11. [Dans les deux suivants : a)] quelqu’un fait un prêt à un autre suivant une monnaie [c’est-à-dire fait un prêt d’argent ou de produits en fixant une somme d’argent pour le remboursement] , et de même, [b)] quelqu’un fait mention dans le contrat de mariage [que la somme d’argent sera payée] à sa femme en une monnaie connue, et précise le poids [de cette monnaie], s’ils [les autorités] augmentent le poids [de cette monnaie], et que le prix de la marchandise diminue du fait de cette réévaluation [de la monnaie], il diminue [dans le paiement] la proportion de l’ajout [décidé par les autorités], même si cet ajout est minime. Et si le prix [de la marchandise] ne diminue pas du fait de cette réévaluation, il ne déduit rien [dans le paiement] et lui paye en la monnaie qui a cours à ce moment. Dans quel cas cela s’applique-t-il ? S’ils [les autorités] augmentent jusqu’à un cinquième [de la valeur initiale de la monnaie], par exemple, si le poids [de la pièce de monnaie] était de quatre [unités] et qu’ils [les autorités] ont décidé [que son poids serait de] cinq [unités]. Par contre, s’ils ont augmenté [le poids de la monnaie] de plus d’un cinquième [de son poids initial], il déduit tout l’ajout, même si le prix de la marchandise n’a pas diminué. Et identique est la loi pour quelqu’un qui prête [une somme d’argent en mentionnant] une monnaie [de remboursement] et [son poids] est diminué.

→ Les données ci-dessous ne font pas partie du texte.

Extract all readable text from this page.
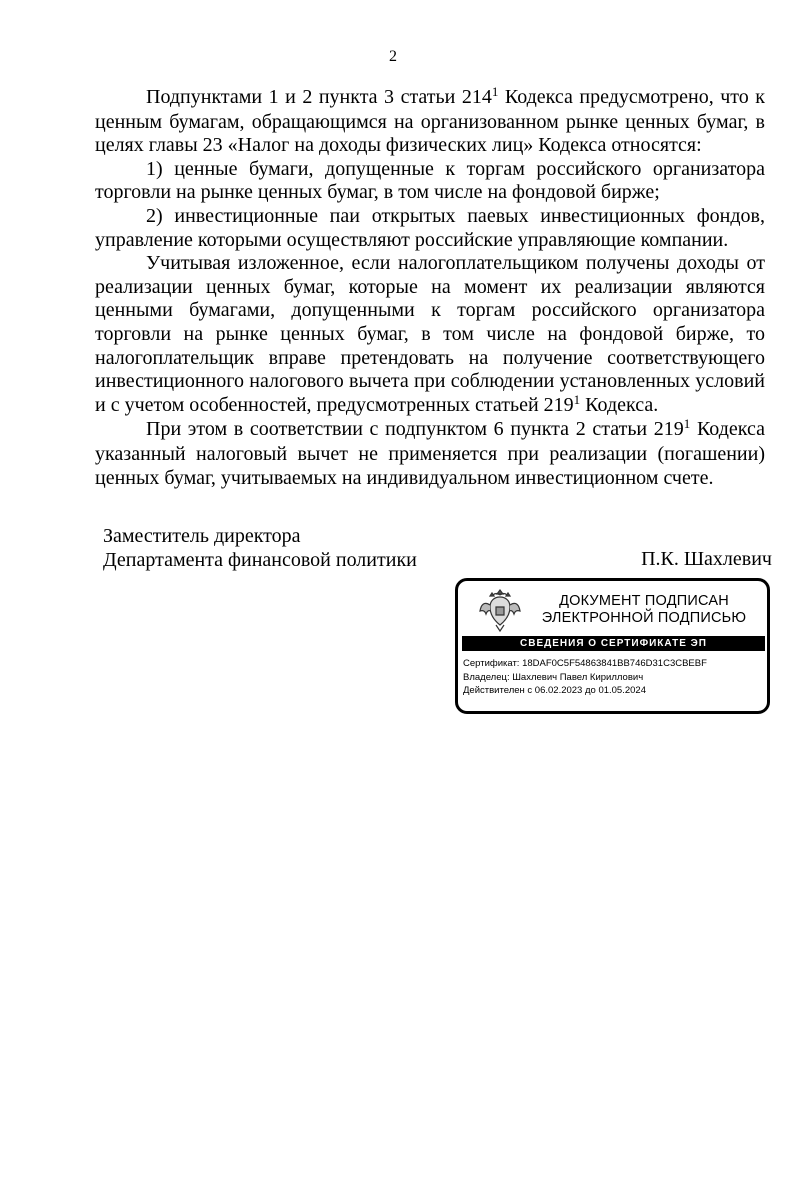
2

Подпунктами 1 и 2 пункта 3 статьи $214^1$ Кодекса предусмотрено, что к ценным бумагам, обращающимся на организованном рынке ценных бумаг, в целях главы 23 «Налог на доходы физических лиц» Кодекса относятся:

1) ценные бумаги, допущенные к торгам российского организатора торговли на рынке ценных бумаг, в том числе на фондовой бирже;

2) инвестиционные паи открытых паевых инвестиционных фондов, управление которыми осуществляют российские управляющие компании.

Учитывая изложенное, если налогоплательщиком получены доходы от реализации ценных бумаг, которые на момент их реализации являются ценными бумагами, допущенными к торгам российского организатора торговли на рынке ценных бумаг, в том числе на фондовой бирже, то налогоплательщик вправе претендовать на получение соответствующего инвестиционного налогового вычета при соблюдении установленных условий и с учетом особенностей, предусмотренных статьей $219^1$ Кодекса.

При этом в соответствии с подпунктом 6 пункта 2 статьи $219^1$ Кодекса указанный налоговый вычет не применяется при реализации (погашении) ценных бумаг, учитываемых на индивидуальном инвестиционном счете.

Заместитель директора
Департамента финансовой политики	П.К. Шахлевич
ДОКУМЕНТ ПОДПИСАН
ЭЛЕКТРОННОЙ ПОДПИСЬЮ
СВЕДЕНИЯ О СЕРТИФИКАТЕ ЭП
Сертификат: 18DAF0C5F54863841BB746D31C3CBEBF
Владелец: Шахлевич Павел Кириллович
Действителен с 06.02.2023 до 01.05.2024
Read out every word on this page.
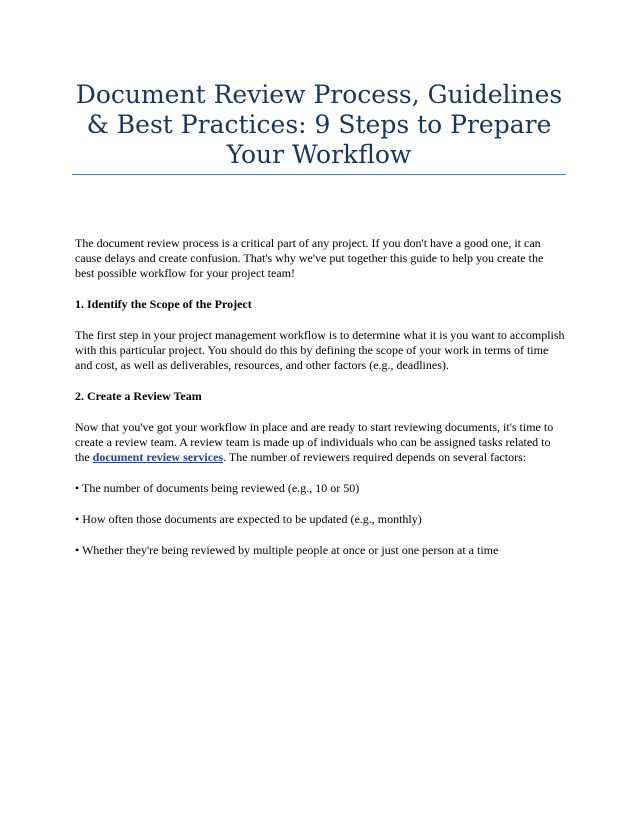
Document Review Process, Guidelines & Best Practices: 9 Steps to Prepare Your Workflow

The document review process is a critical part of any project. If you don't have a good one, it can cause delays and create confusion. That's why we've put together this guide to help you create the best possible workflow for your project team!

1. Identify the Scope of the Project

The first step in your project management workflow is to determine what it is you want to accomplish with this particular project. You should do this by defining the scope of your work in terms of time and cost, as well as deliverables, resources, and other factors (e.g., deadlines).

2. Create a Review Team

Now that you've got your workflow in place and are ready to start reviewing documents, it's time to create a review team. A review team is made up of individuals who can be assigned tasks related to the document review services. The number of reviewers required depends on several factors:

• The number of documents being reviewed (e.g., 10 or 50)

• How often those documents are expected to be updated (e.g., monthly)

• Whether they're being reviewed by multiple people at once or just one person at a time
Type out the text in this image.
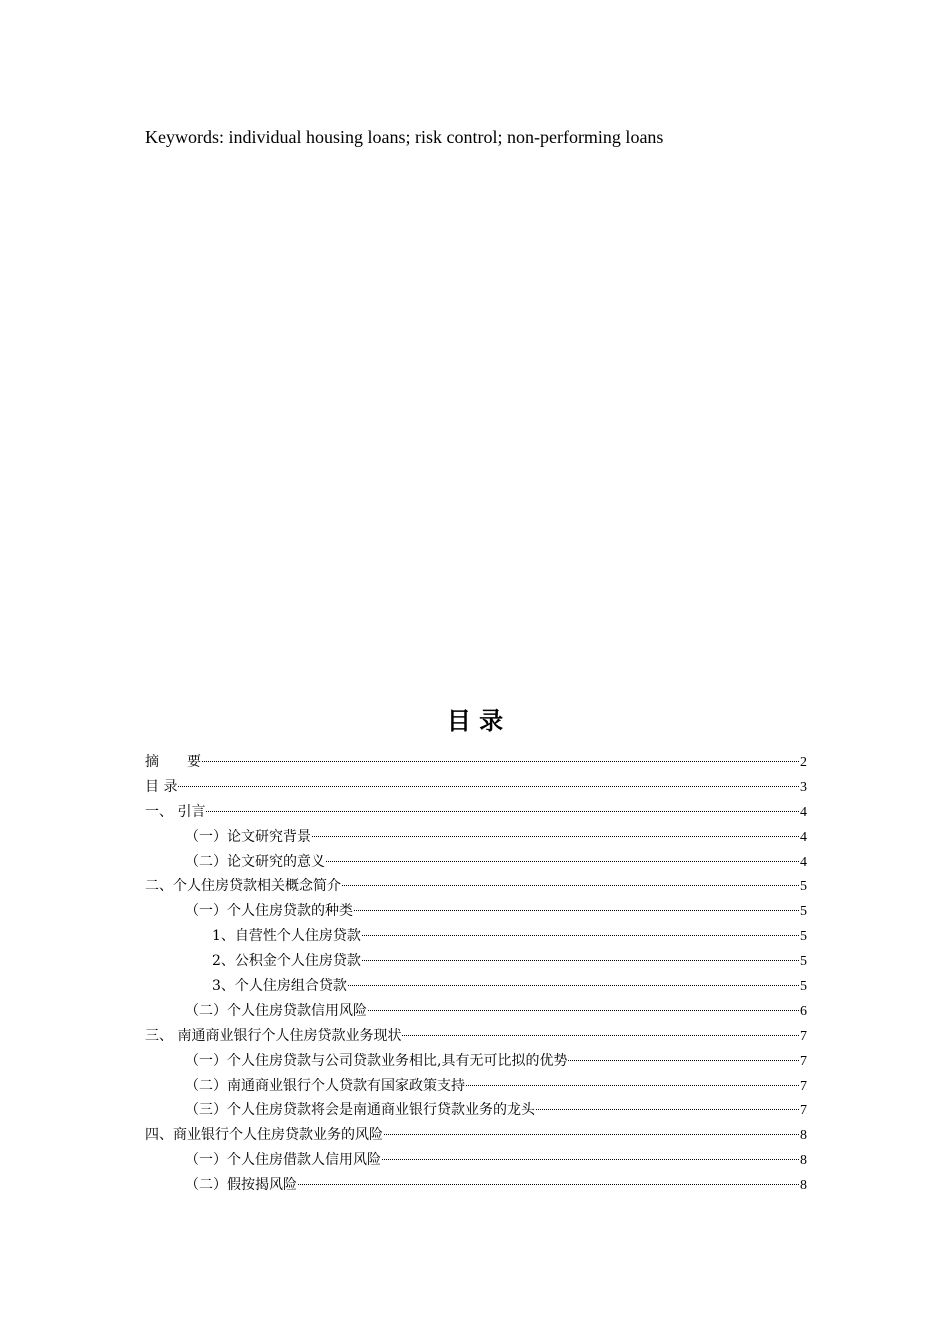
Keywords: individual housing loans; risk control; non-performing loans
目 录
摘　　要	2
目 录	3
一、 引言	4
（一）论文研究背景	4
（二）论文研究的意义	4
二、个人住房贷款相关概念简介	5
（一）个人住房贷款的种类	5
1、自营性个人住房贷款	5
2、公积金个人住房贷款	5
3、个人住房组合贷款	5
（二）个人住房贷款信用风险	6
三、 南通商业银行个人住房贷款业务现状	7
（一）个人住房贷款与公司贷款业务相比,具有无可比拟的优势	7
（二）南通商业银行个人贷款有国家政策支持	7
（三）个人住房贷款将会是南通商业银行贷款业务的龙头	7
四、商业银行个人住房贷款业务的风险	8
（一）个人住房借款人信用风险	8
（二）假按揭风险	8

12. Quand quelqu’un fait un prêt à un autre suivant une monnaie [cf. note] et que celle-ci est invalidée [par les autorités et n’est donc plus en vigueur au moment du remboursement], si elle a cours dans un autre pays et qu’il lui est possible de se rendre dans ce pays, il [le débiteur] paye [son créancier] dans cette monnaie et lui dit : « va, dépense-la à tel endroit ». Et s’il n’y a pas de moyen de se rendre à cet endroit, il lui paie dans la monnaie qui a cours en ce moment. Et de même pour [le paiement du] contrat de mariage.

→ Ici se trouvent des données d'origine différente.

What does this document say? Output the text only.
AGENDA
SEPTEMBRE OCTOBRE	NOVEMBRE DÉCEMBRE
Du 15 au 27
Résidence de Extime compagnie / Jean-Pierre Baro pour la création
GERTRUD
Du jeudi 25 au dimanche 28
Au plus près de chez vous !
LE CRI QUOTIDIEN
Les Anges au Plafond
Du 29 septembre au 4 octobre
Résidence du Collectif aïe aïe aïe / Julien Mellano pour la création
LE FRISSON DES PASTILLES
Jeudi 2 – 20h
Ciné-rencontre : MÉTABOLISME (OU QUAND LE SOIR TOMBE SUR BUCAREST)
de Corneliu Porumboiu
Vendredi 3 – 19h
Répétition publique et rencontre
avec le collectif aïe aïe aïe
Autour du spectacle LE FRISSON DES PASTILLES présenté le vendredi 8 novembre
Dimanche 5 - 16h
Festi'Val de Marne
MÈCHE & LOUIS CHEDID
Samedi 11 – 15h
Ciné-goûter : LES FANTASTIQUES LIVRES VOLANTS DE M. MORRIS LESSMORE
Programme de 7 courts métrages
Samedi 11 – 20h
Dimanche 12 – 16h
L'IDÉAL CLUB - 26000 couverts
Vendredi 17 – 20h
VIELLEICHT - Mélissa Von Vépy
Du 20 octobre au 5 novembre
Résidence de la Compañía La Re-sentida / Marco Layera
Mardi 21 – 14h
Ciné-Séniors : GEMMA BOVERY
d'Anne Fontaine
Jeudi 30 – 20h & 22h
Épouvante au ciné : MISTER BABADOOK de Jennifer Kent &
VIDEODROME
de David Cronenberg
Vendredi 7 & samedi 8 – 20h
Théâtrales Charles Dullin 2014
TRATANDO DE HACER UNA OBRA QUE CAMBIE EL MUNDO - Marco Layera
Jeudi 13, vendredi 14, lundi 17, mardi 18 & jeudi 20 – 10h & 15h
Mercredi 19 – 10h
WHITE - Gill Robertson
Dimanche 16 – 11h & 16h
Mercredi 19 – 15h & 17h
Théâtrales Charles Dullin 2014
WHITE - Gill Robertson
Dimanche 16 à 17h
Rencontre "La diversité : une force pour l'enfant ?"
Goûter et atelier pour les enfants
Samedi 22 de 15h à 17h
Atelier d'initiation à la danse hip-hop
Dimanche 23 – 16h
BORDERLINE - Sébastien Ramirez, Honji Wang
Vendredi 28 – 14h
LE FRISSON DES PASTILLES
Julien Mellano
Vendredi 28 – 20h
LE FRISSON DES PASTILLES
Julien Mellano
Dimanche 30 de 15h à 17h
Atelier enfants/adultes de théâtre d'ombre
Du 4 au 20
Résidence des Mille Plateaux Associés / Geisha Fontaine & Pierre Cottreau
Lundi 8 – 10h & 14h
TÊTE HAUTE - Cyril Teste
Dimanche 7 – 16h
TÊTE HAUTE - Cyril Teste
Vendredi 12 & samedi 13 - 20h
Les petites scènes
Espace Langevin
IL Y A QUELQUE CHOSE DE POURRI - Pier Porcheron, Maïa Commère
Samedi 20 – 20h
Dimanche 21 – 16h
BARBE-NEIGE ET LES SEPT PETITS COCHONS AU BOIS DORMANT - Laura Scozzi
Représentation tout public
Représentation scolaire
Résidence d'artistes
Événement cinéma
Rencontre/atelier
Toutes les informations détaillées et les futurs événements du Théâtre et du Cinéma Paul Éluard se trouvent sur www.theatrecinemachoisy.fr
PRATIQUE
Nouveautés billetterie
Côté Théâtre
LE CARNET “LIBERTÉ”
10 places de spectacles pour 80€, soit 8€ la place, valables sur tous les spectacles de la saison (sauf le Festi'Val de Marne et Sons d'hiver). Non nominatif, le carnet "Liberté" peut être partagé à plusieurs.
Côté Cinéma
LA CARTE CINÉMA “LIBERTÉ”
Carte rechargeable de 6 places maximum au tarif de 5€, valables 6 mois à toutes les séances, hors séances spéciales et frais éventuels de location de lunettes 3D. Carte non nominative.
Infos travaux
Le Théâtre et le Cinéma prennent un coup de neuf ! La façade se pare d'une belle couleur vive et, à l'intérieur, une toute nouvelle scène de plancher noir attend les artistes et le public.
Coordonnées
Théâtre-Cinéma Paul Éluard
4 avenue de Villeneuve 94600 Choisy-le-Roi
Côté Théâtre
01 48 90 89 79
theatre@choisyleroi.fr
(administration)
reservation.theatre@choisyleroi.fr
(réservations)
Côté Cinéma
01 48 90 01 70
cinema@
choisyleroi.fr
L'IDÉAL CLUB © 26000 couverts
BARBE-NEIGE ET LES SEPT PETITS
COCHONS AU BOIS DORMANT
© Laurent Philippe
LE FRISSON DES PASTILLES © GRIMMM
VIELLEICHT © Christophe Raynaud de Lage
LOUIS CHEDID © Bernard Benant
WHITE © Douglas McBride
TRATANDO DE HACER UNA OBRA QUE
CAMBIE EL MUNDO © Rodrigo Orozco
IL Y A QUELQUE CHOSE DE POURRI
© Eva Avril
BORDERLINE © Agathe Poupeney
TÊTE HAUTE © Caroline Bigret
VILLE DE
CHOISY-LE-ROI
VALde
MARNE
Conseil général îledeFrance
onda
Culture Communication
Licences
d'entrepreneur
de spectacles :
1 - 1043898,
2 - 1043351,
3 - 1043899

13. Certains guéonim ont donné comme directive que lorsque l’emprunteur fait grâce au prêteur de l’intérêt qu’il lui a [indûment] pris ou qu’il lui prendra, même si un kiniane par lequel [l’emprunteur] entérine qu’il renonce [à l’intérêt] ou lui en fait don [au prêteur] est effectué, cela est sans effet. En effet, tout intérêt [donné au prêteur] est un renoncement [de la part de l’emprunteur à ses droits], mais la Thora, elle, n’a pas accepté ce renoncement et l’a interdit. C’est pourquoi, le renoncement à l’intérêt est sans effet, même dans un cas d’intérêt par ordre rabbinique. Il me semble que cette directive est incorrecte ; plutôt, dès lors que l’on demande au prêteur de restituer [à l’emprunteur l’intérêt] et que le prêteur est conscient que ce qu’il a fait est interdit et qu’il [l’emprunteur] est en droit de lui reprendre [cet intérêt], il [l’emprunteur] peut y renoncer s’il désire, de même qu’il peut renoncer [à la restitution d’]un objet volé. Les sages ont dit explicitement que l’on ne doit pas accepter le remboursement des brigands et des prêteurs à intérêt [cf. § 5 supra], ce qui montre donc que le renoncement est effectif.

14. Les biens des orphelins, il est permis de les donner à un homme digne de confiance qui possède de bons biens [terres de très bonne qualité] avec plus de chances de profit que de risques de perte. Comment cela s’applique-t-il ? Il [le tuteur] lui dit [au gérant :] « fais des affaires avec [ces biens], s’il y a un bénéfice, donne-leur leur part du bénéfice. Et s’il y a une perte, tu y contribueras tout seul », ceci étant de la « poussière d’intérêt ». Or, la « poussière d’intérêt » n’est interdite que par ordre rabbinique, et pour les biens des orphelins, ils [les sages] n’ont pas appliqué de décret.